The hilarious myth of Mr Kane sets an unprecedented energy for the night. What a joy it is to see an indie crowd smile, just for a second, to see them dance, even. With his mouth adorned in a southern drawl and his body in an American flag, the alter-ego that is Lazurus Kane recollects being at the 100 club back in ’78 doing “not the in-house, but the out-house lights. Making sure the venue was lit up real well from the outside!” Lazurus Kane and his band, clad in mesh, make-up, golf attire, piano ties and numerous sports sunglasses, apart from being very, very funny, have written some really great songs, the kind of songs that bands are afraid to write nowadays. Infectious, thumping melodies, popping harmonies and witty song subjects which include a song about a song, and ‘I Do All My Own Stunts (featuring Harrison Ford for Legal Reasons).’ The entire band is a gorgeous good time, and the sublime tones of Heavenly’s own Katy J Pearson are a beautiful crystalline icing on it all.
Day One -
Photography by Sharon Lopez and Chazz Adnitt
The word ‘subculture’, when used today, threatens self-parody, self-aggrandizing and selfishly works in favour of the corporate individual rather than garnering a sense of community. It tends to exist either as hangover from its hedonistic past, or an exploitative experiment in the commodification of independent thought, often devoid of emotion. This particular evening set out to prove otherwise.
Following them is POZI. This trio from London, made from the unlikely set up of drums, bass and violin, emanate a kind of nervous, intense energy. With a Blockheads-esque bounce and a Jona Lewie feel, POZI combine this Stiff Records pub glow with their own modern observations and earth shattering, dynamite strings. That unnerving violin is like a wasp whizzing past the ear, a bug you can’t shake. It seems to be a symptom of the English age of anxiety they exude in their lyrics, “we’ll never leave you behind” they chorus the ascending harmony, always swapping lead singers, before dropping into the next ska influenced bop. Due to the choice of instruments, their sound stays firmly centred, so when Rosa, the violinist, takes hold of the melody towards the end of the set, her voice offers up a new tone via an eerie, Cocteau Twins slap back on the vocal. The final, explosive song sees her fingers like spiders legs dancing over the strings alongside that thudding bass and only just keeping up with the relentless energy of the drummer.
Squid, of course, are the perfect climax. Insatiable, fun and fearless. Aware enough and intelligent enough and self-reflective enough without being unreachable as we watch our drummer-come-lead-singer projected upon a white screen at the back of the stage. He now exists as a delayed reaction to himself, such as Squid’s sound and instrumentation often is. Their music is the rejection of the conventional, yet without any exclusivity or hierarchy, and the audience is always invited and involved, because there’s openness to the music and its ever-changing rhythms and melodies – tripping into an accidental birth.
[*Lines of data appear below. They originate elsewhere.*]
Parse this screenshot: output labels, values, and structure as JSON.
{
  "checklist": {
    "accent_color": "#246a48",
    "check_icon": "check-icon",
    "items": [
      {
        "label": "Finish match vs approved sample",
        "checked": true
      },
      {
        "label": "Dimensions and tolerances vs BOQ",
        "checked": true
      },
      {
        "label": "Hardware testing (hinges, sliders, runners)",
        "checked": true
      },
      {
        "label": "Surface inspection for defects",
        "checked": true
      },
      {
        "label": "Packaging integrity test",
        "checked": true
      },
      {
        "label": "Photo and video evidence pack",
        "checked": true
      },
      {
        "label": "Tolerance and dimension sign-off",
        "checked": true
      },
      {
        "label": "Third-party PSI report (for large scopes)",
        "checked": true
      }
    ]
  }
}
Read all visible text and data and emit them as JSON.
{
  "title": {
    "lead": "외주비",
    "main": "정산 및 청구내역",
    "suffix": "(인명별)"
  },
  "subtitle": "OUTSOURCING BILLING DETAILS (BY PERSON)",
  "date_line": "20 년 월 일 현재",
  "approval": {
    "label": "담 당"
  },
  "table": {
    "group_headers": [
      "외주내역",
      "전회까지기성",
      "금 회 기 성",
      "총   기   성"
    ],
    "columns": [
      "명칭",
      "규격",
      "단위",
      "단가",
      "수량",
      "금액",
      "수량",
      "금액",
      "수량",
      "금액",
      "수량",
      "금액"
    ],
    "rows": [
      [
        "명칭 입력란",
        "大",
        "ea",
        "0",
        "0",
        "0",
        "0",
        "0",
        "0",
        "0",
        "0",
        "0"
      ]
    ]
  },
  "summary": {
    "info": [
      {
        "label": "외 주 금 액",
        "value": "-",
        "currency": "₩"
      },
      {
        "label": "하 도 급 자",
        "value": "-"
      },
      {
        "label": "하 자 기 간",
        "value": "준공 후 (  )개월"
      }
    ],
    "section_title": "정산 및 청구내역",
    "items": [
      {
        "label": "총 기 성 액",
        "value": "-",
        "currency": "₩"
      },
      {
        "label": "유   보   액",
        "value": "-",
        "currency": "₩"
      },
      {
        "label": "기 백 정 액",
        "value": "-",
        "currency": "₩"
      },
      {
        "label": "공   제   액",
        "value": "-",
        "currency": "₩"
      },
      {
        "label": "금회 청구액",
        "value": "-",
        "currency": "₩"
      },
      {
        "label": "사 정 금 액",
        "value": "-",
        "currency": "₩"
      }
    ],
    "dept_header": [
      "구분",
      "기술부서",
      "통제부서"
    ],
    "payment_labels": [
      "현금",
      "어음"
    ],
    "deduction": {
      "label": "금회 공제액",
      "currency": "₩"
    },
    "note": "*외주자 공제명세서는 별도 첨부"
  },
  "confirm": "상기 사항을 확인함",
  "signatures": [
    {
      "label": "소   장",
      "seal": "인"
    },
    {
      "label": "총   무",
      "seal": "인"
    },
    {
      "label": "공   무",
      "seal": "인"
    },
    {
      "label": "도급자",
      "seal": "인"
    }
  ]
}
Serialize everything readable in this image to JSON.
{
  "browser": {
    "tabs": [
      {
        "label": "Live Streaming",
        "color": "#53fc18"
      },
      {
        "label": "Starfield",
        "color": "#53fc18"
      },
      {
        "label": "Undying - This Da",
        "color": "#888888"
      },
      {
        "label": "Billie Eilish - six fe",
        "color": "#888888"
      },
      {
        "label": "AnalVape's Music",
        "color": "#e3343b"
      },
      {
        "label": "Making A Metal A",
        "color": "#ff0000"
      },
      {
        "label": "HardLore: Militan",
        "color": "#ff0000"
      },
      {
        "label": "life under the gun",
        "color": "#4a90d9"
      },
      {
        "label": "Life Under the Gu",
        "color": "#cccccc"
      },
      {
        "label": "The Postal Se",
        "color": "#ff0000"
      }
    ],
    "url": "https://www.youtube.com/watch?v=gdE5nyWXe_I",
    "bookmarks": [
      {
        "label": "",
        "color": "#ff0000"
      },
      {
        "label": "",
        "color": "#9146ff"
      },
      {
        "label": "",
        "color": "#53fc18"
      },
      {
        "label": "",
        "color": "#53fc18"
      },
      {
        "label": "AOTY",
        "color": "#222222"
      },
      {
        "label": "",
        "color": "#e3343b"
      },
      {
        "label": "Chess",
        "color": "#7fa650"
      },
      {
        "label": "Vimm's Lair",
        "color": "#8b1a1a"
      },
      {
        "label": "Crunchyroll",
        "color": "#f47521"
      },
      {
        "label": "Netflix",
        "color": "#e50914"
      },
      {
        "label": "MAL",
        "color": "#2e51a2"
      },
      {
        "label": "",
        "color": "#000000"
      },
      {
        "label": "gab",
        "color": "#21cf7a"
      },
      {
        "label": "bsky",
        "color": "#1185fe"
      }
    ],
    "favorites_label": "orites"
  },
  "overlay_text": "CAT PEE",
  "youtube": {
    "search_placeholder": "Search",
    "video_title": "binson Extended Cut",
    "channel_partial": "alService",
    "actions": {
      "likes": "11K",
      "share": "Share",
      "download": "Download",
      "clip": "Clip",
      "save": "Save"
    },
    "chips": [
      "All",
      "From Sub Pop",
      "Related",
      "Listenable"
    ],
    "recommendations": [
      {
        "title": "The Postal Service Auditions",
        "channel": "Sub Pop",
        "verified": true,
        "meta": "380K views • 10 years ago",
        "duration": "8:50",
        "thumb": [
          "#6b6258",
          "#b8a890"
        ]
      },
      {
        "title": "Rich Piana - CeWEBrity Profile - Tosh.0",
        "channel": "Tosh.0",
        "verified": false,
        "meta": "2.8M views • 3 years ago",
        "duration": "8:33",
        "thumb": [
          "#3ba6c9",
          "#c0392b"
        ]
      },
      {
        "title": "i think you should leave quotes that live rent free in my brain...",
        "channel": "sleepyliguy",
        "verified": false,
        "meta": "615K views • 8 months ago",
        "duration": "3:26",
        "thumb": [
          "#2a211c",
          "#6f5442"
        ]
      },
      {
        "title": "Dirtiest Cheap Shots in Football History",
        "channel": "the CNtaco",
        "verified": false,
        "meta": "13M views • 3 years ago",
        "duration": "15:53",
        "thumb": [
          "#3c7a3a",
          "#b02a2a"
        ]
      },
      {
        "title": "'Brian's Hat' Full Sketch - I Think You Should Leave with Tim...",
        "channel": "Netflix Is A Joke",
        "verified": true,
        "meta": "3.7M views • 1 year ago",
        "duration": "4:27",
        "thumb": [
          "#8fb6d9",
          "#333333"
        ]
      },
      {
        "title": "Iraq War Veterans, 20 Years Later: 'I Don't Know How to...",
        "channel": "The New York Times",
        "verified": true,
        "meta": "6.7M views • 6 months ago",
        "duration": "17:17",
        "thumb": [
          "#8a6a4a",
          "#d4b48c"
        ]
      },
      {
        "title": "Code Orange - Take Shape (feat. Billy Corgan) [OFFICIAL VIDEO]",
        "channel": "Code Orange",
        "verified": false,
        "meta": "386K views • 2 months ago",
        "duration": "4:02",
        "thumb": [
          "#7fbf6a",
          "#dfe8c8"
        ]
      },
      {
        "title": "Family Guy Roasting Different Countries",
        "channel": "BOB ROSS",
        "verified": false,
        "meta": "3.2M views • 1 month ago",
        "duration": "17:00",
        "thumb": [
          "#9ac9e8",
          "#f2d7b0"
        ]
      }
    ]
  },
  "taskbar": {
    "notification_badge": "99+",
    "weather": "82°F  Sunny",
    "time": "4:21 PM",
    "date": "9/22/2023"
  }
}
It’s this continual revolving that is typical in a Squid set, and each song a delightful, violent gunshot from this loaded, revolving barrel.
While there is a narrative arch in the set, it doesn’t feel linear, as each musician and instrument is dependent upon each other in a much more innate way than most bands. They are involved in a constant, unfolding discourse, such as we hear in The Cleaner, with two subjects angling the same narrative – different voices give different versions as drummer Ollie and guitarist Louis playfully fight for the lead. And then of course comes crowd favourite House Plants, with its rotational bass line constantly feeling one step ahead. Off-beats like ad-hoc punctuation conjure up a feeling of uncut, chopped-up melodic sentences, fitting for the millennial nervous breakdown it represents. Squid make intelligent, upbeat music brimming with humour that isn’t malicious or sardonic and most importantly, is genuinely emotive.
Our DJ’s for the evening, our mood-setters and soothsayers, are Glows (Marco Pini) and Savage Gary (Dan Carey). Despite the baby face, Glows sets an effortless cool, holding back and giving way expertly with some light dub-infused sounds. Savage Gary, playing later, hits on the harder stuff. Using a modular synth of his own construction, Savage Gazza gives a drizzling of deep beats and techno like some kind of mad scientist, fingers twisting and turning around the erupting cables.
The greatest thing to take away from this night is a genuinely emotional feeling of community and joy through excellent music. Sing-a-long moments, laughter and very few mobile phones. A night to remember, which held its own energy from start to finish, and is reflective of the real musical subcultures and intelligent sounds and musings that our city still has to offer. London’s still got it.